Massively open online courses (MOOCs), although quite popular in discussions of technology and education in developed countries (more so in US), are not a major concern in most developing or low-income countries. One of the stated goals of MOOCs is to provide less fortunate populations (i.e., in developing countries) an opportunity to experience courses with US-style content and structure. However, research shows only 3% of the registrants are from low-income countries and although many courses have thousands of registered students only 5-10% of them complete the course. MOOCs also implies that certain curriculum and teaching methods are superior and this could eventually wash over (or possibly washing out) local educational institutions, cultural norms and educational traditions.
With the Internet and social media, using educational apps makes the students highly susceptible to distraction and sidetracking.
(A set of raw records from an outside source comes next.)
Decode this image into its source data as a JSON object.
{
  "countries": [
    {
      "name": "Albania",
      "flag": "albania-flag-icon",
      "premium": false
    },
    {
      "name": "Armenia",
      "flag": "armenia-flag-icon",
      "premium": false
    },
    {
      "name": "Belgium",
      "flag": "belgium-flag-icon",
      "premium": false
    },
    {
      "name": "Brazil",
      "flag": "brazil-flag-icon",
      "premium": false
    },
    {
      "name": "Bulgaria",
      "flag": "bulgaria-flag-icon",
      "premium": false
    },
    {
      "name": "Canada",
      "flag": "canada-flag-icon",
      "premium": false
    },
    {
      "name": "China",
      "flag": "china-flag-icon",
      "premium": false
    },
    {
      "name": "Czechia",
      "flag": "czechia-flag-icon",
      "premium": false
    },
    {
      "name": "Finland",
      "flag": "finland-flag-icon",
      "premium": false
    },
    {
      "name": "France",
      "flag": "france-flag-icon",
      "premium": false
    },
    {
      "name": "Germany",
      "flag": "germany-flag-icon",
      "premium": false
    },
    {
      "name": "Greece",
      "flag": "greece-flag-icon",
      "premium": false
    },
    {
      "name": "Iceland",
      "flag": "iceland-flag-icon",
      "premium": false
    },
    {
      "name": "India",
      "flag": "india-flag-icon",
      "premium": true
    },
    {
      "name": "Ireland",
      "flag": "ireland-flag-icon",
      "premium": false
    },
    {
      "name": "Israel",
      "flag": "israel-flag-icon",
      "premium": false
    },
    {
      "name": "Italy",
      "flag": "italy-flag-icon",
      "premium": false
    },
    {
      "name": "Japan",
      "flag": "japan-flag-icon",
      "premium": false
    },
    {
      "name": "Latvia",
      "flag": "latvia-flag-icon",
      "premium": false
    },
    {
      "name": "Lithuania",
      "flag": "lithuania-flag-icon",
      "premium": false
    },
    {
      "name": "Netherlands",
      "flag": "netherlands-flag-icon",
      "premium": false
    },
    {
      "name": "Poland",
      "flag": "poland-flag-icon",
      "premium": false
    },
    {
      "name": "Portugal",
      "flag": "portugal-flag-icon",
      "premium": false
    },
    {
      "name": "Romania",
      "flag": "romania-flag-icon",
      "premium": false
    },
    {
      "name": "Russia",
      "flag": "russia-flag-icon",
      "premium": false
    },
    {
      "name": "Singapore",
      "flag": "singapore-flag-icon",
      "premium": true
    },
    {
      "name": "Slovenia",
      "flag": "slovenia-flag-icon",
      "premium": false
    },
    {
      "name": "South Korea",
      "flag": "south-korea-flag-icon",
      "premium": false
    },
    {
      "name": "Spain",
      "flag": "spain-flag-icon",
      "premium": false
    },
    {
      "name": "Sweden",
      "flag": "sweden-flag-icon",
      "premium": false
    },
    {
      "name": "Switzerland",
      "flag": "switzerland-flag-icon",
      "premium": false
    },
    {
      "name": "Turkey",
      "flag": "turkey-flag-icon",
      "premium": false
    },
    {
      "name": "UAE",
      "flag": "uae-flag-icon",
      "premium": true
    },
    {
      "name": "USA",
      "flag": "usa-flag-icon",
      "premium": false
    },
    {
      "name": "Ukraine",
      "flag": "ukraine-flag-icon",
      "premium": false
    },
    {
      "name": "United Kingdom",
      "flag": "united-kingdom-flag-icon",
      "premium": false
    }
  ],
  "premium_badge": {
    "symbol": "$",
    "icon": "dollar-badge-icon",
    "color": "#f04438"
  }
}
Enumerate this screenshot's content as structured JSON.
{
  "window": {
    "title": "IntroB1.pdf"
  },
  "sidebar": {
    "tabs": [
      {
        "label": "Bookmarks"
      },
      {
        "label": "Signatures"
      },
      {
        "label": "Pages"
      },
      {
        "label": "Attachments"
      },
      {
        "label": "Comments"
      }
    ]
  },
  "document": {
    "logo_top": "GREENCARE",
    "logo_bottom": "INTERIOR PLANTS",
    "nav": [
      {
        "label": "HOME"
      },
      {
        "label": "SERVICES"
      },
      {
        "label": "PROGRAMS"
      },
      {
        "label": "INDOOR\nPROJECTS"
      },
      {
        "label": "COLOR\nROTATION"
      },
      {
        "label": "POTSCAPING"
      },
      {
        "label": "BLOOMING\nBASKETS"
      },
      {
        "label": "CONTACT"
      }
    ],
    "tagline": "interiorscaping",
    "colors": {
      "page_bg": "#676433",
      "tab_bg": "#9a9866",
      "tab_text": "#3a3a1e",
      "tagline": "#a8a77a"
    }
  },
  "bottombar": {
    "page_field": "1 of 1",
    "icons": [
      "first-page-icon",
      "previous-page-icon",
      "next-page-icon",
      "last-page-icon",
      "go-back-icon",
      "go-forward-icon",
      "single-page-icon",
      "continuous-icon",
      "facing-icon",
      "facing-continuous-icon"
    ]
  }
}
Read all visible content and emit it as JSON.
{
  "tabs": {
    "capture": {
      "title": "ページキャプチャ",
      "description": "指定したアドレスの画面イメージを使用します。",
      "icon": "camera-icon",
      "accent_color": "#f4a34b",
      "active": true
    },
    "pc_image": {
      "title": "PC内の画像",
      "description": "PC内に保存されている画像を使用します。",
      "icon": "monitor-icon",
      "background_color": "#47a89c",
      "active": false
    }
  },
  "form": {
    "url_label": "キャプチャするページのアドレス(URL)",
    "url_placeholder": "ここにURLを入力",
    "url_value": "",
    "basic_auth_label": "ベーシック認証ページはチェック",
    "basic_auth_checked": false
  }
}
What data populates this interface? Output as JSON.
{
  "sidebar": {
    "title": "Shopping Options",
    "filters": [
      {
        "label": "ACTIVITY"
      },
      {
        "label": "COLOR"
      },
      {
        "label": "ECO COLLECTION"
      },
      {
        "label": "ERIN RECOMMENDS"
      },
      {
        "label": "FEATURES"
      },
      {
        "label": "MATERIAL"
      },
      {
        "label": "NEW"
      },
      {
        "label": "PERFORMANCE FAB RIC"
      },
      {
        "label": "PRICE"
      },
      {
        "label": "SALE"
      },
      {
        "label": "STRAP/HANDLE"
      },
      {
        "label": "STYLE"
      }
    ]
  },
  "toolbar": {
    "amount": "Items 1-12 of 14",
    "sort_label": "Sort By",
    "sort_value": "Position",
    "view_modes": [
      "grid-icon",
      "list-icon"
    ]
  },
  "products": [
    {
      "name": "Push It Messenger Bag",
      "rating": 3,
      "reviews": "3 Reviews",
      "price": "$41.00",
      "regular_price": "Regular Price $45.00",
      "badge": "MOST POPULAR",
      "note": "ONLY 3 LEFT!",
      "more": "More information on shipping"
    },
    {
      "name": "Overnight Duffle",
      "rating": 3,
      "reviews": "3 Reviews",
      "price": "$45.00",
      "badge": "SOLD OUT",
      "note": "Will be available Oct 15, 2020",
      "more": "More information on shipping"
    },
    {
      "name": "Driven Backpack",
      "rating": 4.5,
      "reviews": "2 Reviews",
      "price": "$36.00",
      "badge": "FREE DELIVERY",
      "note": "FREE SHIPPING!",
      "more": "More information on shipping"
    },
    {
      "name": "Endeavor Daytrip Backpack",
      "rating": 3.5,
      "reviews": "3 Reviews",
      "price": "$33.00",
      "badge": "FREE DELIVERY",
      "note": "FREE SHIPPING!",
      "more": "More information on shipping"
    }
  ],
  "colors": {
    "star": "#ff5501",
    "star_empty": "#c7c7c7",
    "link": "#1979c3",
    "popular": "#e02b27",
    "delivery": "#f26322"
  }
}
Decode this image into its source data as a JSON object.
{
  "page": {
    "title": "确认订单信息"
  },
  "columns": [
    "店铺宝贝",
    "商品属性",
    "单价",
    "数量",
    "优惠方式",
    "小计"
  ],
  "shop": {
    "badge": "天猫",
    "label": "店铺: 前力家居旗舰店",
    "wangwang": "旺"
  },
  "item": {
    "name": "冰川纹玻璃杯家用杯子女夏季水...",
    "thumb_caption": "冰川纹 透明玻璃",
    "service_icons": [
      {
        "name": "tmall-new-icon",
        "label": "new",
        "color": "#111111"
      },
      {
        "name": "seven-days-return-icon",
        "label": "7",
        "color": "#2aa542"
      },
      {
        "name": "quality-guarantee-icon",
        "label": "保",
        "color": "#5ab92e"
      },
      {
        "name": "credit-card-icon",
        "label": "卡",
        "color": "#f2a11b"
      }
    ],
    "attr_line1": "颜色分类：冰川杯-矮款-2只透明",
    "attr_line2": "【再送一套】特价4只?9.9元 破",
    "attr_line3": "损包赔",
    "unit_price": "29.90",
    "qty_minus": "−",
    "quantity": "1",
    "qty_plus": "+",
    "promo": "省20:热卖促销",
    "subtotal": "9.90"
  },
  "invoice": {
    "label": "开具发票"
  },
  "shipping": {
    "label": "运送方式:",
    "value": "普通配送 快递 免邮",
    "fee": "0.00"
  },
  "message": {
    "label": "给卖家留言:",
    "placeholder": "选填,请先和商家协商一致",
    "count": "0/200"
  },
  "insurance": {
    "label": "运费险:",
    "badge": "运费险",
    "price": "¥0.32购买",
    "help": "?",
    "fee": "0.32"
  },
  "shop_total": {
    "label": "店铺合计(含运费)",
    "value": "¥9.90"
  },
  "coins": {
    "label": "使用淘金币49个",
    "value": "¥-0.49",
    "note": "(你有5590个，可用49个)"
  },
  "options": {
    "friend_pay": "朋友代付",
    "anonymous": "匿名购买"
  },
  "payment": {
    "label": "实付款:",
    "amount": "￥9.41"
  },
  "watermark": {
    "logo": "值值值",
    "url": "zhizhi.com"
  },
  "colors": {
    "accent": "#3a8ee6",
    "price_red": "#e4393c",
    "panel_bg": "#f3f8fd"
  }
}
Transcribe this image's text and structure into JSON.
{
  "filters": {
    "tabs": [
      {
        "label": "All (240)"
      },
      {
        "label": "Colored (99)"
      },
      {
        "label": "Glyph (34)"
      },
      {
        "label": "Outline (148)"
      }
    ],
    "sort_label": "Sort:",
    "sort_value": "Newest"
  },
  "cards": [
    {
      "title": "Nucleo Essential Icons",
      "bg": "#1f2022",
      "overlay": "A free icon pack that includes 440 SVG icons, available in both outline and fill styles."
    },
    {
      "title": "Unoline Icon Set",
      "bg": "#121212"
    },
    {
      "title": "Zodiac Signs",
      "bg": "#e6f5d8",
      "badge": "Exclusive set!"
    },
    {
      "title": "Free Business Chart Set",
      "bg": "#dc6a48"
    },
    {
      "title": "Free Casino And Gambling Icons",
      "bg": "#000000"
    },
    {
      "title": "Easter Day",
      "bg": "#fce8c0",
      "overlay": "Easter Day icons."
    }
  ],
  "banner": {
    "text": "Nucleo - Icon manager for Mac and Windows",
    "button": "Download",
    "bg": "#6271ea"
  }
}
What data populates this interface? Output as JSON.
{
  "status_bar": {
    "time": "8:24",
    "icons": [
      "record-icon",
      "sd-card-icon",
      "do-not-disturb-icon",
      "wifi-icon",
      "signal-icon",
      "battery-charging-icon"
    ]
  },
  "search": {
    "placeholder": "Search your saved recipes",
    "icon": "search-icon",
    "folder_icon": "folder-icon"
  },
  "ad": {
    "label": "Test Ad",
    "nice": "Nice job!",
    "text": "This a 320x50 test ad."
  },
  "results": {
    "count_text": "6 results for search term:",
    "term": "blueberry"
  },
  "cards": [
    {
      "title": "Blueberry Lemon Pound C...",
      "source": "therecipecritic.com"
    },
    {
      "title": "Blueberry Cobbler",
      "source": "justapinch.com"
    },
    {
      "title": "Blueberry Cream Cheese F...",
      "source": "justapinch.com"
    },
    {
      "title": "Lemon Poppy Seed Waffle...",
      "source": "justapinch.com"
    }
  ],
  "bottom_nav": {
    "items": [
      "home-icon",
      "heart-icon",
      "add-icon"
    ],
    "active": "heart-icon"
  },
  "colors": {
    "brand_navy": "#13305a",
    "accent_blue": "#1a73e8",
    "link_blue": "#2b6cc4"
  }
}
Even though proper use has shown to increase student performances, being distracted would be detrimental. Another disadvantage is increased potential for cheating. Smartphones can be very easy to hide and use inconspicuously, especially if their use is normalized in the classroom. These disadvantages can be managed with strict rules and regulations on mobile phone use.
Electronic devices such as cellphones and computers facilitate rapid access to a stream of sources, each of which may receive cursory attention. Michel Rich, an associate professor at Harvard Medical School and executive director of the center on Media and Child Health in Boston, said of the digital generation, "Their brains are rewarded not for staying on task, but for jumping to the next thing. The worry is we're raising a generation of kids in front of screens whose brains are going to be wired differently." Students have always faced distractions; computers and cellphones are a particular challenge because the stream of data can interfere with focusing and learning. Although these technologies affect adults too, young people may be more influenced by it as their developing brains can easily become habituated to switching tasks and become unaccustomed to sustaining attention. Too much information, coming too rapidly, can overwhelm thinking.
Technology is "rapidly and profoundly altering our brains." High exposure levels stimulate brain cell alteration and release neurotransmitters, which causes the strengthening of some neural pathways and weakening of others. This leads to heightened stress levels on the brain that, at first, boost energy levels, but, over time, actually augment memory, impair cognition, lead to depression, alter the neural circuitry of the hippocampus, amygdala and prefrontal cortex. These are the brain regions that control mood and thought. If unchecked, the underlying structure of the brain could be altered. Over-stimulation due to technology may begin too young. When children are exposed before the age of seven, important developmental tasks may be delayed, and bad learning habits might develop, which "deprives children of the exploration and play that they need to develop." Media psychology is an emerging specialty field that embraces electronic devices and the sensory behaviors occurring from the use of educational technology in learning.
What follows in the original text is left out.